Rahm - thinking - That stuffed cabbage we had last night was good but it’s doin a number on me.”
Guy in Black hat - Who says politics don’t stink.
- Irish - Thursday, Aug 25, 11 @ 2:21 pm:
Hizzoner - Thank you for all coming out for the tryouts to be my butler. Okay everyone show of hands, who thinks this guy has potential? He won’t be available until 2014,….. unless I draft him sooner.
- JBilla - Thursday, Aug 25, 11 @ 2:34 pm:
Don’t worry, the smile will wear off in a couple years.
- D-Day - Thursday, Aug 25, 11 @ 3:24 pm:
Governor, we have an old saying in Chicago: don’t get mad, get even.
- Small Town Liberal - Thursday, Aug 25, 11 @ 3:30 pm:
Rahm - “So this guy is standing there waiting for his sandwich, I’m in the back bleedin’ all over the f@#*&$g thing. We just covered it up with some Arby’s sauce and served it anyway. Who knew someday he’d be the Governor?”

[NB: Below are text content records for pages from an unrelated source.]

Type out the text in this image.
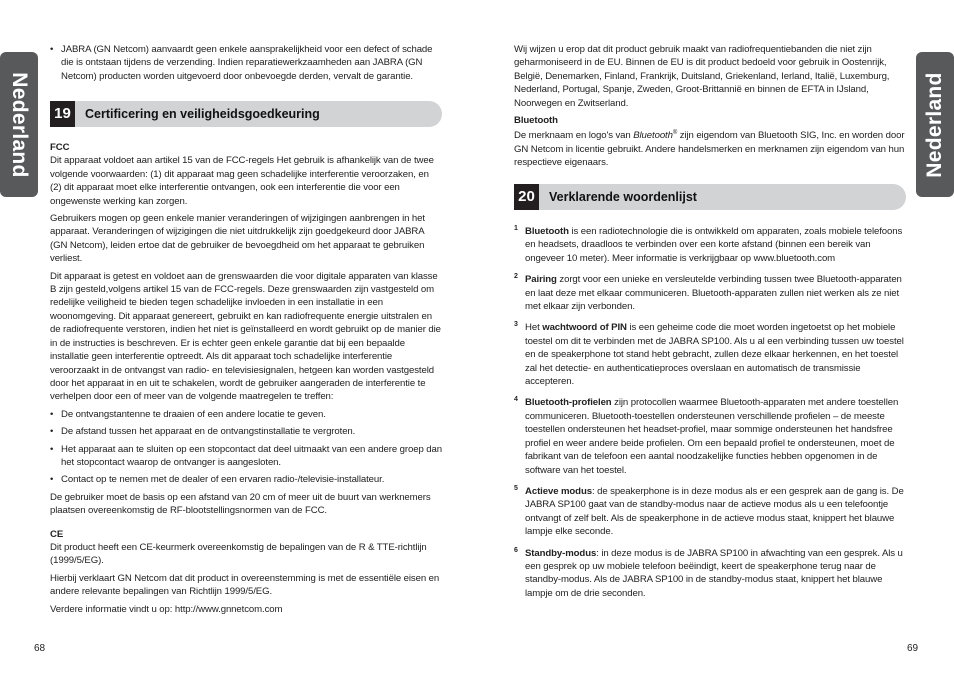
Nederland	Nederland
• JABRA (GN Netcom) aanvaardt geen enkele aansprakelijkheid voor een defect of schade die is ontstaan tijdens de verzending. Indien reparatiewerkzaamheden aan JABRA (GN Netcom) producten worden uitgevoerd door onbevoegde derden, vervalt de garantie.
19	Certificering en veiligheidsgoedkeuring

FCC

Dit apparaat voldoet aan artikel 15 van de FCC-regels Het gebruik is afhankelijk van de twee volgende voorwaarden: (1) dit apparaat mag geen schadelijke interferentie veroorzaken, en (2) dit apparaat moet elke interferentie ontvangen, ook een interferentie die voor een ongewenste werking kan zorgen.

Gebruikers mogen op geen enkele manier veranderingen of wijzigingen aanbrengen in het apparaat. Veranderingen of wijzigingen die niet uitdrukkelijk zijn goedgekeurd door JABRA (GN Netcom), leiden ertoe dat de gebruiker de bevoegdheid om het apparaat te gebruiken verliest.

Dit apparaat is getest en voldoet aan de grenswaarden die voor digitale apparaten van klasse B zijn gesteld,volgens artikel 15 van de FCC-regels. Deze grenswaarden zijn vastgesteld om redelijke veiligheid te bieden tegen schadelijke invloeden in een installatie in een woonomgeving. Dit apparaat genereert, gebruikt en kan radiofrequente energie uitstralen en de radiofrequente verstoren, indien het niet is geïnstalleerd en wordt gebruikt op de manier die in de instructies is beschreven. Er is echter geen enkele garantie dat bij een bepaalde installatie geen interferentie optreedt. Als dit apparaat toch schadelijke interferentie veroorzaakt in de ontvangst van radio- en televisiesignalen, hetgeen kan worden vastgesteld door het apparaat in en uit te schakelen, wordt de gebruiker aangeraden de interferentie te verhelpen door een of meer van de volgende maatregelen te treffen:

• De ontvangstantenne te draaien of een andere locatie te geven.
• De afstand tussen het apparaat en de ontvangstinstallatie te vergroten.
• Het apparaat aan te sluiten op een stopcontact dat deel uitmaakt van een andere groep dan het stopcontact waarop de ontvanger is aangesloten.
• Contact op te nemen met de dealer of een ervaren radio-/televisie-installateur.

De gebruiker moet de basis op een afstand van 20 cm of meer uit de buurt van werknemers plaatsen overeenkomstig de RF-blootstellingsnormen van de FCC.

CE

Dit product heeft een CE-keurmerk overeenkomstig de bepalingen van de R & TTE-richtlijn (1999/5/EG).

Hierbij verklaart GN Netcom dat dit product in overeenstemming is met de essentiële eisen en andere relevante bepalingen van Richtlijn 1999/5/EG.

Verdere informatie vindt u op: http://www.gnnetcom.com

68

Wij wijzen u erop dat dit product gebruik maakt van radiofrequentiebanden die niet zijn geharmoniseerd in de EU. Binnen de EU is dit product bedoeld voor gebruik in Oostenrijk, België, Denemarken, Finland, Frankrijk, Duitsland, Griekenland, Ierland, Italië, Luxemburg, Nederland, Portugal, Spanje, Zweden, Groot-Brittannië en binnen de EFTA in IJsland, Noorwegen en Zwitserland.

Bluetooth

De merknaam en logo's van Bluetooth® zijn eigendom van Bluetooth SIG, Inc. en worden door GN Netcom in licentie gebruikt. Andere handelsmerken en merknamen zijn eigendom van hun respectieve eigenaars.

20	Verklarende woordenlijst
1 Bluetooth is een radiotechnologie die is ontwikkeld om apparaten, zoals mobiele telefoons en headsets, draadloos te verbinden over een korte afstand (binnen een bereik van ongeveer 10 meter). Meer informatie is verkrijgbaar op www.bluetooth.com
2 Pairing zorgt voor een unieke en versleutelde verbinding tussen twee Bluetooth-apparaten en laat deze met elkaar communiceren. Bluetooth-apparaten zullen niet werken als ze niet met elkaar zijn verbonden.
3 Het wachtwoord of PIN is een geheime code die moet worden ingetoetst op het mobiele toestel om dit te verbinden met de JABRA SP100. Als u al een verbinding tussen uw toestel en de speakerphone tot stand hebt gebracht, zullen deze elkaar herkennen, en het toestel zal het detectie- en authenticatieproces overslaan en automatisch de transmissie accepteren.
4 Bluetooth-profielen zijn protocollen waarmee Bluetooth-apparaten met andere toestellen communiceren. Bluetooth-toestellen ondersteunen verschillende profielen – de meeste toestellen ondersteunen het headset-profiel, maar sommige ondersteunen het handsfree profiel en weer andere beide profielen. Om een bepaald profiel te ondersteunen, moet de fabrikant van de telefoon een aantal noodzakelijke functies hebben opgenomen in de software van het toestel.
5 Actieve modus: de speakerphone is in deze modus als er een gesprek aan de gang is. De JABRA SP100 gaat van de standby-modus naar de actieve modus als u een telefoontje ontvangt of zelf belt. Als de speakerphone in de actieve modus staat, knippert het blauwe lampje elke seconde.
6 Standby-modus: in deze modus is de JABRA SP100 in afwachting van een gesprek. Als u een gesprek op uw mobiele telefoon beëindigt, keert de speakerphone terug naar de standby-modus. Als de JABRA SP100 in de standby-modus staat, knippert het blauwe lampje om de drie seconden.
69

- 47th Ward - Thursday, Aug 25, 11 @ 3:42 pm:
In a classic political tactic dating back to Machiavelli, Quinn leans to the right in order to thwart Emanuel’s attempt to outmaneuver him on the left.
- And I Approved This Message - Thursday, Aug 25, 11 @ 4:05 pm:
The Governor reacts with obvious discomfort as Rahm, behind his back, sticks another pin into the chest of his Pat Quinn voodoo doll.

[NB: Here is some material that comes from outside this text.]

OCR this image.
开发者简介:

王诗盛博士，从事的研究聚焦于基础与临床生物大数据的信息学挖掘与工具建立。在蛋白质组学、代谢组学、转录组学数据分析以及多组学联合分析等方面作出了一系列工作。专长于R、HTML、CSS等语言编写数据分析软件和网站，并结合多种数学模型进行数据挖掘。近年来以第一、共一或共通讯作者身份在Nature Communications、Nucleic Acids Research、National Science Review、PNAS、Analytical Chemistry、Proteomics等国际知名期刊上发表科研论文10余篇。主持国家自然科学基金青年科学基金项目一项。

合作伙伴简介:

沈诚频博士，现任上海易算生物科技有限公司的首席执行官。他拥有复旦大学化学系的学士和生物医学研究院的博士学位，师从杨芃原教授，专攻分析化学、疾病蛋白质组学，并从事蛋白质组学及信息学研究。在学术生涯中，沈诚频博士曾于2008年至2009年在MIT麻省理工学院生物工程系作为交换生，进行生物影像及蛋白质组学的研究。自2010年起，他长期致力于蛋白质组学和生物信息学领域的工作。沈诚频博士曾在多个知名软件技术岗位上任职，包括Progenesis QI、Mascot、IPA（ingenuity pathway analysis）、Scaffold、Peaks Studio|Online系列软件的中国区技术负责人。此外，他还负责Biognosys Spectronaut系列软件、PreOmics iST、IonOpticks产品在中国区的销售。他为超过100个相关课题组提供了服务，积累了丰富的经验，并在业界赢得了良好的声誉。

- jt - Thursday, Aug 25, 11 @ 4:51 pm:
Quinn: “When is this going to be over?” Emanuel:”When is this going to be over?”
- Anonononon - Thursday, Aug 25, 11 @ 5:19 pm:
Is Rahm going to work a managerial night job at TGI Friday’s?
- Timmeh - Thursday, Aug 25, 11 @ 7:16 pm:
Governor: Just wait. In a couple of years, you’ll have the same haircut I do.

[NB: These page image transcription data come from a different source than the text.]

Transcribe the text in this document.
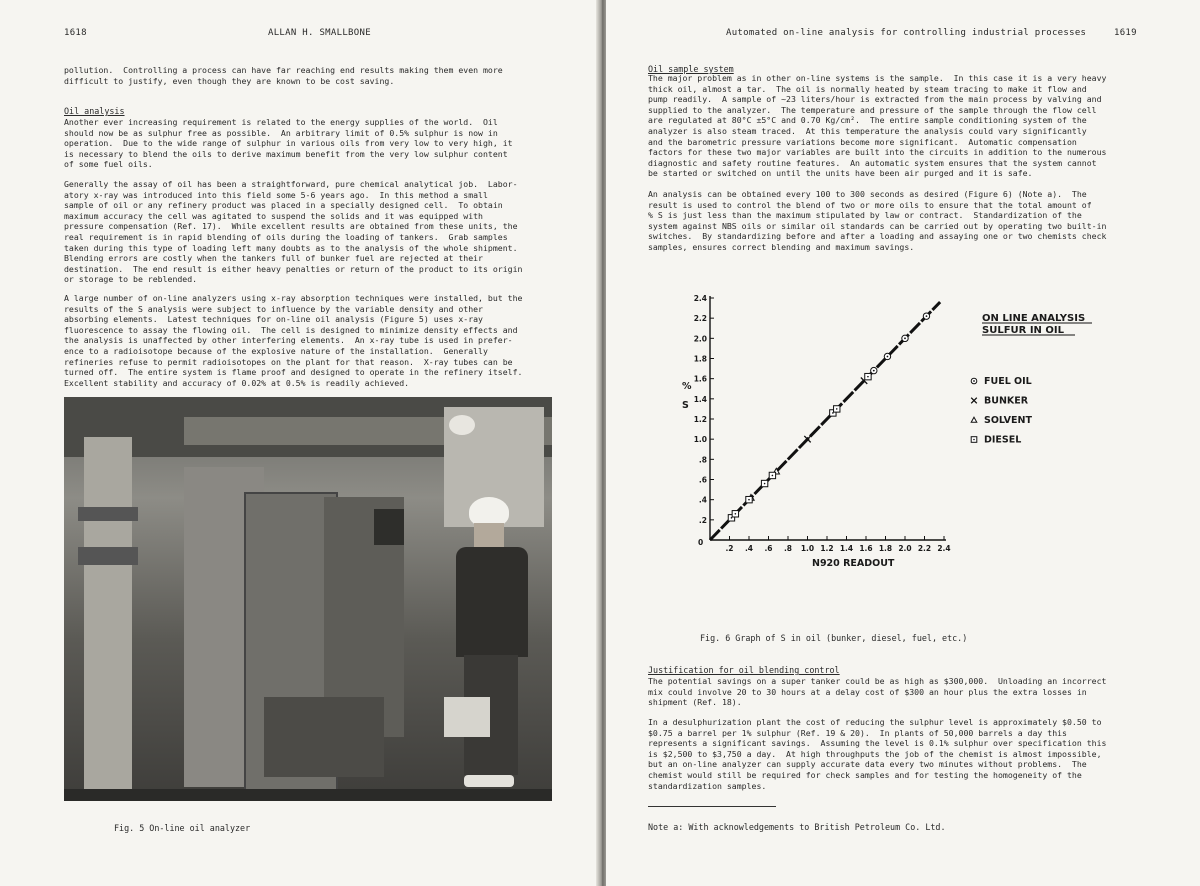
1618	ALLAN H. SMALLBONE

pollution.  Controlling a process can have far reaching end results making them even more
difficult to justify, even though they are known to be cost saving.

Oil analysis

Another ever increasing requirement is related to the energy supplies of the world.  Oil
should now be as sulphur free as possible.  An arbitrary limit of 0.5% sulphur is now in
operation.  Due to the wide range of sulphur in various oils from very low to very high, it
is necessary to blend the oils to derive maximum benefit from the very low sulphur content
of some fuel oils.

Generally the assay of oil has been a straightforward, pure chemical analytical job.  Labor-
atory x-ray was introduced into this field some 5-6 years ago.  In this method a small
sample of oil or any refinery product was placed in a specially designed cell.  To obtain
maximum accuracy the cell was agitated to suspend the solids and it was equipped with
pressure compensation (Ref. 17).  While excellent results are obtained from these units, the
real requirement is in rapid blending of oils during the loading of tankers.  Grab samples
taken during this type of loading left many doubts as to the analysis of the whole shipment.
Blending errors are costly when the tankers full of bunker fuel are rejected at their
destination.  The end result is either heavy penalties or return of the product to its origin
or storage to be reblended.

A large number of on-line analyzers using x-ray absorption techniques were installed, but the
results of the S analysis were subject to influence by the variable density and other
absorbing elements.  Latest techniques for on-line oil analysis (Figure 5) uses x-ray
fluorescence to assay the flowing oil.  The cell is designed to minimize density effects and
the analysis is unaffected by other interfering elements.  An x-ray tube is used in prefer-
ence to a radioisotope because of the explosive nature of the installation.  Generally
refineries refuse to permit radioisotopes on the plant for that reason.  X-ray tubes can be
turned off.  The entire system is flame proof and designed to operate in the refinery itself.
Excellent stability and accuracy of 0.02% at 0.5% is readily achieved.

Fig. 5 On-line oil analyzer
Automated on-line analysis for controlling industrial processes	1619

Oil sample system

The major problem as in other on-line systems is the sample.  In this case it is a very heavy
thick oil, almost a tar.  The oil is normally heated by steam tracing to make it flow and
pump readily.  A sample of ~23 liters/hour is extracted from the main process by valving and
supplied to the analyzer.  The temperature and pressure of the sample through the flow cell
are regulated at 80°C ±5°C and 0.70 Kg/cm².  The entire sample conditioning system of the
analyzer is also steam traced.  At this temperature the analysis could vary significantly
and the barometric pressure variations become more significant.  Automatic compensation
factors for these two major variables are built into the circuits in addition to the numerous
diagnostic and safety routine features.  An automatic system ensures that the system cannot
be started or switched on until the units have been air purged and it is safe.

An analysis can be obtained every 100 to 300 seconds as desired (Figure 6) (Note a).  The
result is used to control the blend of two or more oils to ensure that the total amount of
% S is just less than the maximum stipulated by law or contract.  Standardization of the
system against NBS oils or similar oil standards can be carried out by operating two built-in
switches.  By standardizing before and after a loading and assaying one or two chemists check
samples, ensures correct blending and maximum savings.

Fig. 6 Graph of S in oil (bunker, diesel, fuel, etc.)

Justification for oil blending control

The potential savings on a super tanker could be as high as $300,000.  Unloading an incorrect
mix could involve 20 to 30 hours at a delay cost of $300 an hour plus the extra losses in
shipment (Ref. 18).

In a desulphurization plant the cost of reducing the sulphur level is approximately $0.50 to
$0.75 a barrel per 1% sulphur (Ref. 19 & 20).  In plants of 50,000 barrels a day this
represents a significant savings.  Assuming the level is 0.1% sulphur over specification this
is $2,500 to $3,750 a day.  At high throughputs the job of the chemist is almost impossible,
but an on-line analyzer can supply accurate data every two minutes without problems.  The
chemist would still be required for check samples and for testing the homogeneity of the
standardization samples.

Note a: With acknowledgements to British Petroleum Co. Ltd.
.2 .4 .6 .8 1.0 1.2 1.4 1.6 1.8 2.0 2.2 2.4
.2
.4
.6
.8
1.0
1.2
1.4
1.6
1.8
2.0
2.2
2.4
0
%
S
N920 READOUT
ON LINE ANALYSIS
SULFUR IN OIL
FUEL OIL
BUNKER
SOLVENT
DIESEL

Emmanuel: In a couple of years, I’ll have your job too.
- Sinister - Thursday, Aug 25, 11 @ 7:17 pm:
Rahm: *evil laugh* “hahaha, i laced Quinn’s cookies with laxatives!”
Quinn: *thinking to self and looking at the porta-potty* “I think I can hold it…i think i can…ithink i can..DOH!”
- Elder - Thursday, Aug 25, 11 @ 8:46 pm:
“Mayor Emanuel deftly lifts Quinn wallet”
- McLean County - Thursday, Aug 25, 11 @ 9:22 pm:
Rahm: “Who’s the a_ _ _ _ _ e on my staff who picked a tie for me to wear that is taller than I am?”
- Justice - Thursday, Aug 25, 11 @ 9:36 pm:
Quinn…..my left hand pretty much sums it up for me!
- bullet53 - Friday, Aug 26, 11 @ 11:25 am:
don’t laugh you want a casino you know where the missletoe is.